As a Kaiser Permanente member, you have many options when it comes to accessing care while away from home. Email your doctor’s office with nonurgent questions, have a phone/video visit with your primary care physician, or connect with a licensed care provider 24/7 for medical advice.
If you need urgent care in a state without Kaiser Permanente providers, go to the nearest MinuteClinic or urgent care facility.
For care at a MinuteClinic®, you’ll be charged your standard copay or coinsurance.
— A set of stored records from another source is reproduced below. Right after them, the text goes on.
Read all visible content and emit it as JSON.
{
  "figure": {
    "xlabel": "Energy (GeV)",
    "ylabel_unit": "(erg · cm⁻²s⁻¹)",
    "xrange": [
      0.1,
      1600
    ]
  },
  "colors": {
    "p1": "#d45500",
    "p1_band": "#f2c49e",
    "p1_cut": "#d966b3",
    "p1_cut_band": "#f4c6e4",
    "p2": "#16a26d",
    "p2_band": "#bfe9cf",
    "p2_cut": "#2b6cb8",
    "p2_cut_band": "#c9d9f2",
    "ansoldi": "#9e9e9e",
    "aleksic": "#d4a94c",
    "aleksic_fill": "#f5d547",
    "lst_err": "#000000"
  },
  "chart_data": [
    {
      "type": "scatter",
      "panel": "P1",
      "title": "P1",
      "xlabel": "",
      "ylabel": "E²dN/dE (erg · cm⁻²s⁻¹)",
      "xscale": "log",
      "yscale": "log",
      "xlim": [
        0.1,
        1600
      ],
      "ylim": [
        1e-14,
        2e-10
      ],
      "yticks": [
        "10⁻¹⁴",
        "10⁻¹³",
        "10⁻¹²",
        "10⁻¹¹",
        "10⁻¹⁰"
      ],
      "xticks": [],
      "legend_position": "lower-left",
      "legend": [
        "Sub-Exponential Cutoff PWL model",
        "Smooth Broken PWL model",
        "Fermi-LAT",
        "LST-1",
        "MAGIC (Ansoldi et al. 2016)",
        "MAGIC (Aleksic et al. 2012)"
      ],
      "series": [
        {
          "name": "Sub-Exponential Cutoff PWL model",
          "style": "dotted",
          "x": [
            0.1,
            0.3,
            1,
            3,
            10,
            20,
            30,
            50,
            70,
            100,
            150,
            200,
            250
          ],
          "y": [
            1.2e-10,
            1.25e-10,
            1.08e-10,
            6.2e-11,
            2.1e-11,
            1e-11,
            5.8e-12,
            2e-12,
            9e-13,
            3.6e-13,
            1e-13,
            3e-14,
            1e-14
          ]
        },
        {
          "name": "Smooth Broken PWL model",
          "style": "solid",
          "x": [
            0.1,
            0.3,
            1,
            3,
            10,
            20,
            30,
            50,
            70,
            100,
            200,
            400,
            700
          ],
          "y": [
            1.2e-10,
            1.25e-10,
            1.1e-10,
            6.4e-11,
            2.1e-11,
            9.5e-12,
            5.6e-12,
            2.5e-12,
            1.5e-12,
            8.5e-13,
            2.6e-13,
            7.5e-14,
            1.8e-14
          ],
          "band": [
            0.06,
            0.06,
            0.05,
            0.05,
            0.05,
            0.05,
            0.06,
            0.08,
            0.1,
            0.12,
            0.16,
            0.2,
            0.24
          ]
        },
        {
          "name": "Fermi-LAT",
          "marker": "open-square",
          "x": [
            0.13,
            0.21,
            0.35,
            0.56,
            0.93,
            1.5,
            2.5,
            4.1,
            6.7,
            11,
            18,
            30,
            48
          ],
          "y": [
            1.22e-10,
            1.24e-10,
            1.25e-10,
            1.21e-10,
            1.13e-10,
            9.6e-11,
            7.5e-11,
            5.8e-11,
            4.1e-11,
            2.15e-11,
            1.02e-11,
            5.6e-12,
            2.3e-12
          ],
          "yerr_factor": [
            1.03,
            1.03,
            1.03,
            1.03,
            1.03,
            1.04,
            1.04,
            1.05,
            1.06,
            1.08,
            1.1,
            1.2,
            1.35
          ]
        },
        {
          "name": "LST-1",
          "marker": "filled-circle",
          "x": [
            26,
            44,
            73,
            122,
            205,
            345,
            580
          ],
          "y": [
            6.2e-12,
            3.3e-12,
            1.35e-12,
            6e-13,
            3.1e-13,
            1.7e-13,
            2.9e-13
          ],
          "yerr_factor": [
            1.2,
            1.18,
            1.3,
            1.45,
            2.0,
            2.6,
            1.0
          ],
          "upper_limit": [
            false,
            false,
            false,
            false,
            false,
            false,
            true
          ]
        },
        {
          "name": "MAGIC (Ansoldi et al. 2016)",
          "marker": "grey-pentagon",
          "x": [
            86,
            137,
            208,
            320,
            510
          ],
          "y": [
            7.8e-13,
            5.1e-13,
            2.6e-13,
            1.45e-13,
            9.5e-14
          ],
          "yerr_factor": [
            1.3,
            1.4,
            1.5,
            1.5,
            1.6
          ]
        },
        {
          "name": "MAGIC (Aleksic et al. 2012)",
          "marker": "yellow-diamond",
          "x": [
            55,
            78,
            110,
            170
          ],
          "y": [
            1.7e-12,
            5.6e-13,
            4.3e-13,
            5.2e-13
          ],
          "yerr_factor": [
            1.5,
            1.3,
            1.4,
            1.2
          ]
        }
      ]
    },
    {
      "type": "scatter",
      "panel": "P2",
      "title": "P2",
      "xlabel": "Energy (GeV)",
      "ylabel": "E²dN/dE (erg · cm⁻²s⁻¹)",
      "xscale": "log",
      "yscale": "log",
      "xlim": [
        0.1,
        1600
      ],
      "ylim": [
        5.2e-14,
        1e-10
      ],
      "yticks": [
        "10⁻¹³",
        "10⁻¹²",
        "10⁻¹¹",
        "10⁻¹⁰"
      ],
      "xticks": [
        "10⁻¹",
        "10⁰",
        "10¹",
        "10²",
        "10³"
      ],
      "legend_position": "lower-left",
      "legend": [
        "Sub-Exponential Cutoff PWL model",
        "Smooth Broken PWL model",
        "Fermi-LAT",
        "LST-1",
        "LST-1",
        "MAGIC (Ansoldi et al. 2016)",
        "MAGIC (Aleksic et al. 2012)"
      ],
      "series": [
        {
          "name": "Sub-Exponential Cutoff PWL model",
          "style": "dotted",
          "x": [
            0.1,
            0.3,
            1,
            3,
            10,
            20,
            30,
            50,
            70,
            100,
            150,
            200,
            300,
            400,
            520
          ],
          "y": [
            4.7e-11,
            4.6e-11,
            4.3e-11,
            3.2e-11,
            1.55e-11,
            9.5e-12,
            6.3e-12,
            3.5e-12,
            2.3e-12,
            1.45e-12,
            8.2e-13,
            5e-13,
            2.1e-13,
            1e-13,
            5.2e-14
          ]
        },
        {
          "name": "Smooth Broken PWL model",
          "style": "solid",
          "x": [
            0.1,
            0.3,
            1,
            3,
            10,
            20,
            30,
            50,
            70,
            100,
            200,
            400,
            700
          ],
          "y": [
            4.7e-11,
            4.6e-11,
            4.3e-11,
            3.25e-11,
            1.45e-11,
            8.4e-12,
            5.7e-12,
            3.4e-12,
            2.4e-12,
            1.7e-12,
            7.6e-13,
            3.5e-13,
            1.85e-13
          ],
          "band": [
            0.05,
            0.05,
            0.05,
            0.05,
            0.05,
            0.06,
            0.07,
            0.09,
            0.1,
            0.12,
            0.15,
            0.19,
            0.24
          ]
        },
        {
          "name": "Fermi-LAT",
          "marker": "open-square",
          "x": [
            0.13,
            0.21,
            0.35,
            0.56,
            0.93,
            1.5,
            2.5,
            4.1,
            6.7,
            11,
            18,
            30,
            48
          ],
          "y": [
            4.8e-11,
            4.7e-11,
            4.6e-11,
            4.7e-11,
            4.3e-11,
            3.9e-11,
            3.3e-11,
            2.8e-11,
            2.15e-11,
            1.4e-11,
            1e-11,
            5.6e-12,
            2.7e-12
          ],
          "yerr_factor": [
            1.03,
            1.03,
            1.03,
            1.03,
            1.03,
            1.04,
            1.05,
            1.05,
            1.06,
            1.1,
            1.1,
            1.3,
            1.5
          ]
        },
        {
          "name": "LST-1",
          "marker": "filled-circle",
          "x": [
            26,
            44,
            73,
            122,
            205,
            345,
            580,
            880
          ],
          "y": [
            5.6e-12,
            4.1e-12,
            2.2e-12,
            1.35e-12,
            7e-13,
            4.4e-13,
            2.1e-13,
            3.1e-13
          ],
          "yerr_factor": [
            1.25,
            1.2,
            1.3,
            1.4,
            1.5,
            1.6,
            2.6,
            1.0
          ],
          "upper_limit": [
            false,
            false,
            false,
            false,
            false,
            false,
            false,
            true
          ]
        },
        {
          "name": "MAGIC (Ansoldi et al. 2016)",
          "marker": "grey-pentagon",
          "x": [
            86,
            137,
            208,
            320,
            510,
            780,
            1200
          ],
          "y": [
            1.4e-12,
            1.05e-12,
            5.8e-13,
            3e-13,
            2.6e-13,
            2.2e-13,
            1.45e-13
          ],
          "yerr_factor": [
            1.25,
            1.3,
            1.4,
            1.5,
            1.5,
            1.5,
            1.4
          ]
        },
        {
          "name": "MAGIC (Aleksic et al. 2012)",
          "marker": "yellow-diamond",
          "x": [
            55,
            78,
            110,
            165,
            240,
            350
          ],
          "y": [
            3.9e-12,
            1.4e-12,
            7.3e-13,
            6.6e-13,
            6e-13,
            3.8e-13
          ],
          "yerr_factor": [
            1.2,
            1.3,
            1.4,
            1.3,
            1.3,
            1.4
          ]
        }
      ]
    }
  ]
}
Be sure to bring your home Kaiser Permanente ID card and a method of payment.
For care at an urgent care or retail clinic location other than a MinuteClinic, you’ll be asked to pay upfront for services you receive and will need to file a claim for reimbursement.
Note: If you get urgent care at a MinuteClinic® within a state with Kaiser Permanente providers, you’ll be asked to pay upfront for services you receive and will need to file a claim for reimbursement.
Kaiser Permanente provides care in many states across the country, including all or parts of:
- Washington, D.C.
Reviewed: March 2020
Kaiser Permanente reviewers
© 2019 Kaiser Permanente
1This number can be dialed inside and outside the United States. Before the phone number, dial “001” for landlines and “+1” for mobile lines if you’re outside the country. Long-distance charges may apply, and we can’t accept collect calls. The phone line is closed on major holidays (New Year’s Day, Easter, Memorial Day, July Fourth, Labor Day, Thanksgiving, and Christmas). It closes early the day before a holiday at 10 p.m. Pacific time (PT), and it reopens the day after a holiday at 4 a.m. PT.
2If you reasonably believe you have an emergency medical condition, call 911 or go to the nearest emergency department. An emergency medical condition is a medical or psychiatric condition that requires immediate medical attention to prevent serious jeopardy to your health. For the complete definition of an emergency medical condition, please refer to your Evidence of Coverage or other coverage documents.
3The amount members are reimbursed will depend on what their copays or coinsurance are, whether they have a deductible, and other plan limitations, consistent with the terms of the member’s Evidence of Coverage or other coverage documents.